No surprise,  NATO Secretary General Anders Fogh Rasmussen does not think Karzai will sign the security agreement with the U.S. (I'm not a major diplomat, but you could have asked me the same question and I bet I'd be just as right.)

Directorate of Intelligence accuses Taliban in Maidan Wardak of hiring teenage boys and sexually abusing them. (I should point out that the sexual exploitation of boys by men is accepted among some Afghans, and that government forces have also been accused of the practice.)

Four Afghan soldiers are killed and 4 injured in an ambush in Farah province.

After billions of dollars in U.S. investment, Afghanistan's roads are disintegrating, says WaPo's Kevin Sieff:

They look like victims of an insurgent attack — their limbs in need of amputation, their skulls cracked — but the patients who pour daily into the Ghazni Provincial Hospital are casualties of another Afghan crisis. They are motorists who drove on the road network built by the U.S. government and other Western donors — a $4 billion project that was once a symbol of promise in post-Taliban Afghanistan but is now falling apart.

Western officials say the Afghan government is unable to maintain even a fraction of the roads and highways constructed since 2001, when the country had less than 50 miles of paved roads.
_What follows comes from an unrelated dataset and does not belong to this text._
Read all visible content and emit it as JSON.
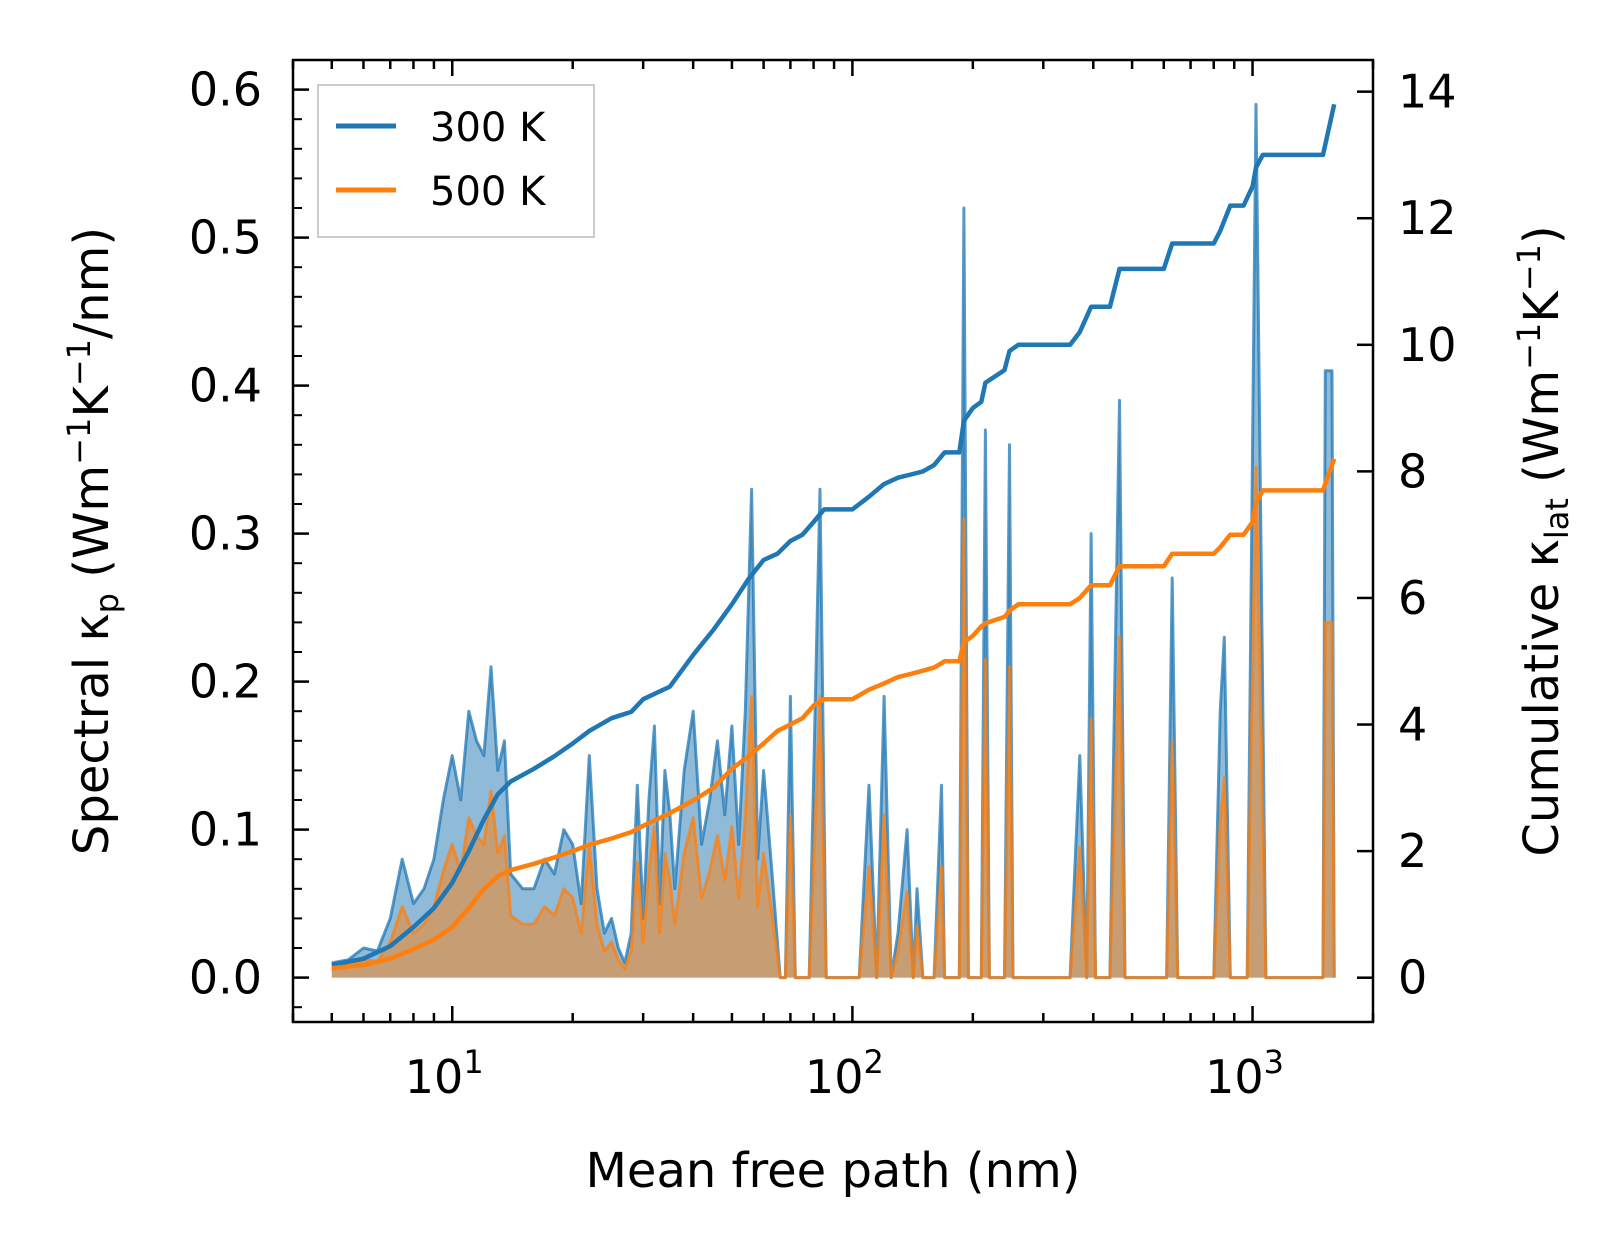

The deterioration has hurt commerce and slowed military operations. In many places, the roads once deemed the hallmark of America’s development effort have turned into death traps, full of cars careening into massive bomb-blast craters or sliding off crumbling pavement.
An explosion is reported near a checkpoint in Jalalabad. As of now there are no details and it is not known if there were casualties.